Esportare dunque in tutte le regioni il modello descritto nel Documento di Accordo Ministeriale significa omologare le procedure per la prevenzione, la cura e il trattamento dell’incontinenza, superando quindi la gestione autonoma delle singole regioni che si è dimostrata finora poco agevole per il paziente e poco conveniente per la spesa sanitaria.
“Altro importante obiettivo è quello di cercare di omogenizzare e razionalizzare la distribuzione degli ausili per l’incontinenza (pannoloni e cateteri). Per semplificare i 3 passaggi fondamentali necessari per attuare il programma, utilizzo spesso l’acronimo OAB . Tale acronimo non fa riferimento a quello frequentemente utilizzato in medicina (Overactive Bladder, una delle cause di incontinenza urinaria) ma sta per Omogenizzazione/Appropriatezza/Bonus – aggiunge Carone – Innanzitutto la necessità di Omogeneizzazione delle procedure di acquisizione e distribuzione degli ausili; Appropriatezza prescrittiva finalizzata a definire la gravità dell’incontinenza secondo parametri uniformi ed oggettivi; introduzione del Bonus come libera scelta del paziente per l’acquisto degli ausili con un tetto di spesa da stabilire per ogni classe di gravità.
Purtroppo quest’ultimo modello distributivo, anche in un’eccellenza come quella piemontese, non risulta essere ancora del tutto operativo. Si aggiunge il fatto che questo modello essendo stato valutato come una soluzione efficace e innovativa, dovrebbe poter rientrare come risposta alle “soluzioni innovative” indicate nel Documento di Accordo”.

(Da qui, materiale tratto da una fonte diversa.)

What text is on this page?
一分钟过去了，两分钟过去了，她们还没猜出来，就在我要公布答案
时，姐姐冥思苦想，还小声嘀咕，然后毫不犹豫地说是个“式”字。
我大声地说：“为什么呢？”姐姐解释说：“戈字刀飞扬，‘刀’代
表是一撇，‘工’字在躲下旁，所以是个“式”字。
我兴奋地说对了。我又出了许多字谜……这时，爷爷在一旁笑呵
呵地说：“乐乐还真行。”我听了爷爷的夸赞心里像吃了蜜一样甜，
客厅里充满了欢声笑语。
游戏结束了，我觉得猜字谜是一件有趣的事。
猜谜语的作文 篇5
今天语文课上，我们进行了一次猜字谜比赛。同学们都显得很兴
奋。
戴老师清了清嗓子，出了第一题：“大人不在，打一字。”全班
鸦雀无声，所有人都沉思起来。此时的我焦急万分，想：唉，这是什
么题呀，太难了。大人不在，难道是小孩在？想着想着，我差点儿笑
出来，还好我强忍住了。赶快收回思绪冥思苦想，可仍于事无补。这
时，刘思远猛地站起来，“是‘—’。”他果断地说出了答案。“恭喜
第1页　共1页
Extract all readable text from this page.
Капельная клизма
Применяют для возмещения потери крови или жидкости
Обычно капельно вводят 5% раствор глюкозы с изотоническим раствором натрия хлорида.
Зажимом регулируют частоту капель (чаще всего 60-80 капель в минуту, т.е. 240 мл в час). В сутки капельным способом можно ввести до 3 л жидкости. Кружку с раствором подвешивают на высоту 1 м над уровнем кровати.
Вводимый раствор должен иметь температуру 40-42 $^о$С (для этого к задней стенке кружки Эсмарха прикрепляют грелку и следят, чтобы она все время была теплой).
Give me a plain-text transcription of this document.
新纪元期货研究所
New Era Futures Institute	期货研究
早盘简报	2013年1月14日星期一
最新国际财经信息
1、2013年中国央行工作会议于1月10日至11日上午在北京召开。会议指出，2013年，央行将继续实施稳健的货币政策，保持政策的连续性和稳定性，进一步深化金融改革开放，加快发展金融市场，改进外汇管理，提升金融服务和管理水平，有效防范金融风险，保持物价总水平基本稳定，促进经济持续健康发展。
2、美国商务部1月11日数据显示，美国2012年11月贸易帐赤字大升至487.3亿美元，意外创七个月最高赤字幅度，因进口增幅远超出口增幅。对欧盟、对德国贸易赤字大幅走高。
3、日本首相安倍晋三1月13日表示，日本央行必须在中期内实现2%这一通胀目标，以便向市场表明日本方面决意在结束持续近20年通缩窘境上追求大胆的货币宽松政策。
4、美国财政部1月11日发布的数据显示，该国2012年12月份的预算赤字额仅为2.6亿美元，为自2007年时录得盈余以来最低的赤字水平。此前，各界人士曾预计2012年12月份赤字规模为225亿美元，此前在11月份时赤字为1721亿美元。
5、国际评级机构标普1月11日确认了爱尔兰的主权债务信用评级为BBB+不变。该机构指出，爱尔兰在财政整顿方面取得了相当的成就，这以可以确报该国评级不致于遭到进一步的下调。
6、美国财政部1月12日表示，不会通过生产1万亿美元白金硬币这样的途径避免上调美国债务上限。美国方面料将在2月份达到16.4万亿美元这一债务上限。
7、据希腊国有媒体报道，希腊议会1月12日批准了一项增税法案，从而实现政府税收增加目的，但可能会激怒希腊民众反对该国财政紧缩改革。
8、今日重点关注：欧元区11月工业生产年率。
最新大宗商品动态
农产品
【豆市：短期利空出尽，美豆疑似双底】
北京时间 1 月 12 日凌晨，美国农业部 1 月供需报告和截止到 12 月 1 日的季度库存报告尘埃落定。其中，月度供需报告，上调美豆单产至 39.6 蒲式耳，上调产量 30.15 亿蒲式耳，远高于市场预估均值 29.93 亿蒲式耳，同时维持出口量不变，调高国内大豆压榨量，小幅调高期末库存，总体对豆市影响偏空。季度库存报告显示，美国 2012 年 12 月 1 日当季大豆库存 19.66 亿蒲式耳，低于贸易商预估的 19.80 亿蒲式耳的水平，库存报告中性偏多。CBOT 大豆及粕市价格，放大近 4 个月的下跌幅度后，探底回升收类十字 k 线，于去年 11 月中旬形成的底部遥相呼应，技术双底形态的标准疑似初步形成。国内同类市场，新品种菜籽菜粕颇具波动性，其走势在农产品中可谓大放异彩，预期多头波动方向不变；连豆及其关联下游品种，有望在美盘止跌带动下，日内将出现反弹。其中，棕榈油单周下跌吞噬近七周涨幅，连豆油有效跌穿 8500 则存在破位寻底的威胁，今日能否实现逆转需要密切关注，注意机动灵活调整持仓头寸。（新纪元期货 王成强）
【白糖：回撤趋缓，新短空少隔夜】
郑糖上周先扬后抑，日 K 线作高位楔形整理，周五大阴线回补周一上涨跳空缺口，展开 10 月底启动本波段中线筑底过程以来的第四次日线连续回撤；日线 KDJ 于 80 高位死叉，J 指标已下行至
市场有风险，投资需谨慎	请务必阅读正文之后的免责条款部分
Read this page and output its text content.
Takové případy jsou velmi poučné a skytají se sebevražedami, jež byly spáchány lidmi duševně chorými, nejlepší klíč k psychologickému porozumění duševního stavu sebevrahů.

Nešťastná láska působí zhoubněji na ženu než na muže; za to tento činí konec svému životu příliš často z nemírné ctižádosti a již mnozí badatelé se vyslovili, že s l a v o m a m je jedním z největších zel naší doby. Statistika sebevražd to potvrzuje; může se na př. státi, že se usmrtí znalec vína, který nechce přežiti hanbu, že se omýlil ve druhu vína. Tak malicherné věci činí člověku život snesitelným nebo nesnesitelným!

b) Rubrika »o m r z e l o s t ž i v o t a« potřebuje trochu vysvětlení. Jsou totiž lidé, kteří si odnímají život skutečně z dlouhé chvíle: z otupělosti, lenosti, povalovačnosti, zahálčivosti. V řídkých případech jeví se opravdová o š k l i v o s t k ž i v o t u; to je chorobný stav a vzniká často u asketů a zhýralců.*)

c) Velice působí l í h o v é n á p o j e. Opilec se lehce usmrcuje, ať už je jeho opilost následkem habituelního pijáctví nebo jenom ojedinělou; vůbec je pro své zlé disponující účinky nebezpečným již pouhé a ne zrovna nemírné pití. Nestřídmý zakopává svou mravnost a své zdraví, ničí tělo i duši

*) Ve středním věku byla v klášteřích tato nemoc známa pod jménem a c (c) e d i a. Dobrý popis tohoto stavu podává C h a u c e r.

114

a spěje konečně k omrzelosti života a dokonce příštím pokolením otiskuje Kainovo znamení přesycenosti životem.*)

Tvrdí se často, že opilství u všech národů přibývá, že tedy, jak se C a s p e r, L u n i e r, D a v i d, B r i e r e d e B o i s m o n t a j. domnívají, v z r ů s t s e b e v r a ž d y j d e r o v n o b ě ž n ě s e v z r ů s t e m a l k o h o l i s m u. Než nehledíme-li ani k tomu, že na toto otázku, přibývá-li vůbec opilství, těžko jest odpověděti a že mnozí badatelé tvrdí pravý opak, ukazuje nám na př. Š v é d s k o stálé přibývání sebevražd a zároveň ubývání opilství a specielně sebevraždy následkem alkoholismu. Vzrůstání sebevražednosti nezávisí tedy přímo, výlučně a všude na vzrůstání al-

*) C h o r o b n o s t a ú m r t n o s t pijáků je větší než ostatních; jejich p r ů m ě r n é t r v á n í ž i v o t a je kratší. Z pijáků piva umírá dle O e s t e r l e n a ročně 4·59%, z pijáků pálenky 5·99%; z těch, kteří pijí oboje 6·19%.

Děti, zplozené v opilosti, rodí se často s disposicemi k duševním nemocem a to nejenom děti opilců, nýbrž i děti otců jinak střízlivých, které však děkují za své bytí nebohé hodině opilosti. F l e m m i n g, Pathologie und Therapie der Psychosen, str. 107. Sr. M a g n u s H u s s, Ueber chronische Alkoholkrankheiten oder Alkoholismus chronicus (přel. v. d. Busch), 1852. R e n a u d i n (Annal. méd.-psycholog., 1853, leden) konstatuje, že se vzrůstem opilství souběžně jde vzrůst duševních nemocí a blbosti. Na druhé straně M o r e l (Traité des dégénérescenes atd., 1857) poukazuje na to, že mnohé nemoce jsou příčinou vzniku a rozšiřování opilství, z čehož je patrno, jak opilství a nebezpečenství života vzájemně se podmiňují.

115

La volontà di proseguire il lavoro è molto alta. Ma serve un controllo e una supervisione di tanti aspetti indicati nell’Accordo che devono essere messi in pratica.
“Ci sono ancora molti aspetti da considerare e nell’interesse comune che non devono in qualche modo cadere in prescrizione – conclude Carone – Innanzitutto sollecitare una Commissione Permanente Ministeriale in grado di monitorare e implementare tutte le attività delle regioni coinvolte e da coinvolgere; inoltre stimolare la campagna di informazione e sensibilizzazione dei cittadini sottoscritta dal Ministero; e intervenire attivamente sulle modalità di distribuzione degli ausili anche eventualmente attraverso “soluzioni innovative” con l’intento di sollevare la spesa sanitaria che ora grava per oltre 400 milioni all’anno ed al tempo stesso migliorare la qualità di vita della popolazione”.